1. The manuscript shows only the radar signal in HH polarization. In fact, the signals of wave and gas are quite different for HH and VV polarization at different incidence angles, which can help to separate the signals of wave and gas. It’s better to include the remote detection of gas using radar signals from different polarizations and different incidence angles.

2. It's recommended to discuss how to separate the signal of gas seepage, and foam generated by wave breaking or ship etc.

3. Appendix A is not mentioned in the text.

Comments on the Quality of English Language

It's better to modify some long sentences to simple and short sentences.

Author Response

The authors are grateful to the Reviewer for his attentive attitude to the manuscript and valuable comments!
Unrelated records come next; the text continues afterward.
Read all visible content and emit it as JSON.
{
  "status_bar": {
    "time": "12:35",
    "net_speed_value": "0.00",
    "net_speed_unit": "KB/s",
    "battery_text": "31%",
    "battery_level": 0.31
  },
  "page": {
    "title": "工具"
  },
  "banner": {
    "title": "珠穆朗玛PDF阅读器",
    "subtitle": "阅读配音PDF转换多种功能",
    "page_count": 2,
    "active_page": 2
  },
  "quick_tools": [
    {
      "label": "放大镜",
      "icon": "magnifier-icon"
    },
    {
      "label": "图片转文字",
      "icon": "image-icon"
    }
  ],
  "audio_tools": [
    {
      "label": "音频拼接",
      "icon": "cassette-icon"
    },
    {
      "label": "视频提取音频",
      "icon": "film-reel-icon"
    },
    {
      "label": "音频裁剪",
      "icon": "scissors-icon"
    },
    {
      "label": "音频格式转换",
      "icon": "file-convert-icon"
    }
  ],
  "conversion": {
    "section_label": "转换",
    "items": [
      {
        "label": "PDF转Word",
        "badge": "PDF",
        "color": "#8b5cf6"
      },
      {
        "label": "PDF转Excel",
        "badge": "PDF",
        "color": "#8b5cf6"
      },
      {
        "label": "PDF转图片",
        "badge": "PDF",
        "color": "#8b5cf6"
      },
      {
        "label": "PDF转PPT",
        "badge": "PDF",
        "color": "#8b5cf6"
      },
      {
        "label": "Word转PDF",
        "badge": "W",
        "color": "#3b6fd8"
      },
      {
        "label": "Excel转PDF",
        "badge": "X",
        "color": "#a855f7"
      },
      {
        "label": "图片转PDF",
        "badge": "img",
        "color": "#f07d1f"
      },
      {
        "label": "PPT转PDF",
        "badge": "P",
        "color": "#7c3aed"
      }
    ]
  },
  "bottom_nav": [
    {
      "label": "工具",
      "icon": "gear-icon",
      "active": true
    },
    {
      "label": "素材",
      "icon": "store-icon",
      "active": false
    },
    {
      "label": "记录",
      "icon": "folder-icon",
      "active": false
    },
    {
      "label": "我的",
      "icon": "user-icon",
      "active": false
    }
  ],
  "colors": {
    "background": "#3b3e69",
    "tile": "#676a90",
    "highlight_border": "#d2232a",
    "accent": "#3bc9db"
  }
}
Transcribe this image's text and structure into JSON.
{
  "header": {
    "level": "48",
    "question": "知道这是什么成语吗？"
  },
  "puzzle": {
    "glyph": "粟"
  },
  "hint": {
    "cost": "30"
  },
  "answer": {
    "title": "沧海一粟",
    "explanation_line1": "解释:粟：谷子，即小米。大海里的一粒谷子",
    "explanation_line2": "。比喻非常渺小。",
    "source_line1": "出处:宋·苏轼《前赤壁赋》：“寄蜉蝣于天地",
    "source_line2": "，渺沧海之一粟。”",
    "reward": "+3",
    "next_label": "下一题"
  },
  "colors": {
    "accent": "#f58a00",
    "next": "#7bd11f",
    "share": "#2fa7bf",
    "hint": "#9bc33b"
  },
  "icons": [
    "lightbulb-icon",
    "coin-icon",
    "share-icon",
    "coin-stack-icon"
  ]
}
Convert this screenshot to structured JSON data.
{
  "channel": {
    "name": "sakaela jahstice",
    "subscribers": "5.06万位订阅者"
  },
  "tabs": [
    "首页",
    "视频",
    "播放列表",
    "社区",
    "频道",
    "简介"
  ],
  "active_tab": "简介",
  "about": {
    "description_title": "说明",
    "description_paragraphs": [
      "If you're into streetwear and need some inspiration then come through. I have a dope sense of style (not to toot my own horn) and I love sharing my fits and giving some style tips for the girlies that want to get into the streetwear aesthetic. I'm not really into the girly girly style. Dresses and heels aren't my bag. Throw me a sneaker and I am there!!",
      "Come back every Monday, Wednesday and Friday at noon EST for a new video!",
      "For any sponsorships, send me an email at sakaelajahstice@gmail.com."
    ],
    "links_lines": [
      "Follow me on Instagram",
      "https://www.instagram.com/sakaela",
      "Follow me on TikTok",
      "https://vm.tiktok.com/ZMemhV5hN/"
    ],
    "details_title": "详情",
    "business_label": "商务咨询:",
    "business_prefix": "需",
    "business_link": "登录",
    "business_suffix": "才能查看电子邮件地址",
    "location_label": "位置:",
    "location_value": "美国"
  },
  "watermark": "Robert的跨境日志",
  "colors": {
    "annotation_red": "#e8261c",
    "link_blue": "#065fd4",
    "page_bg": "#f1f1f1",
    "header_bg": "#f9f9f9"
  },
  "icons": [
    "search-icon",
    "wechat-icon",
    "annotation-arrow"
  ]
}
1. The Reviewer is certainly right when he speaks about the promise of dual-polarization sensing, which satellite SAR make possible. Based on the difference in polarization, areas covered with foam, wave breaking, oil spills, etc. can be identified. In the experiments described in the paper, dual-polarization radar data was not available. There are also no data at other angles of incidence of radio waves. This is due to the characteristics of the equipment used, which the authors will keep in mind in future studies. However, thanks to the theoretical study of one of the mechanisms for the manifestation of gas seep on the sea surface, namely in the field of wind waves, it becomes possible for a theoretical analysis of the sounding parameters indicated by the Reviewer. And this will definitely be the subject of research for another article. In this work, the focus is on theoretical analysis and on a set of experimental data confirming the theoretical patterns, obtained at grazing angles on HH polarization. The considered features will also manifest themselves at VV polarization and at other sensing angles.
2. The point made by the Reviewer is very important. Indeed, the radar contrasts of the breaking wave are comparable to the contrasts of the gas release to the surface. However, the gas release to the surface has a characteristic difference from breaking waves, which is used in the proposed method. A gas seep on the sea surface is a stationary object, in contrast to random breaking. Temporal averaging of spatial radar images makes it possible to contrast stationary objects and level out random ones.
3. Appendix A was deleted and moved into the text of the manuscript.

Work has been done to simplify long sentences.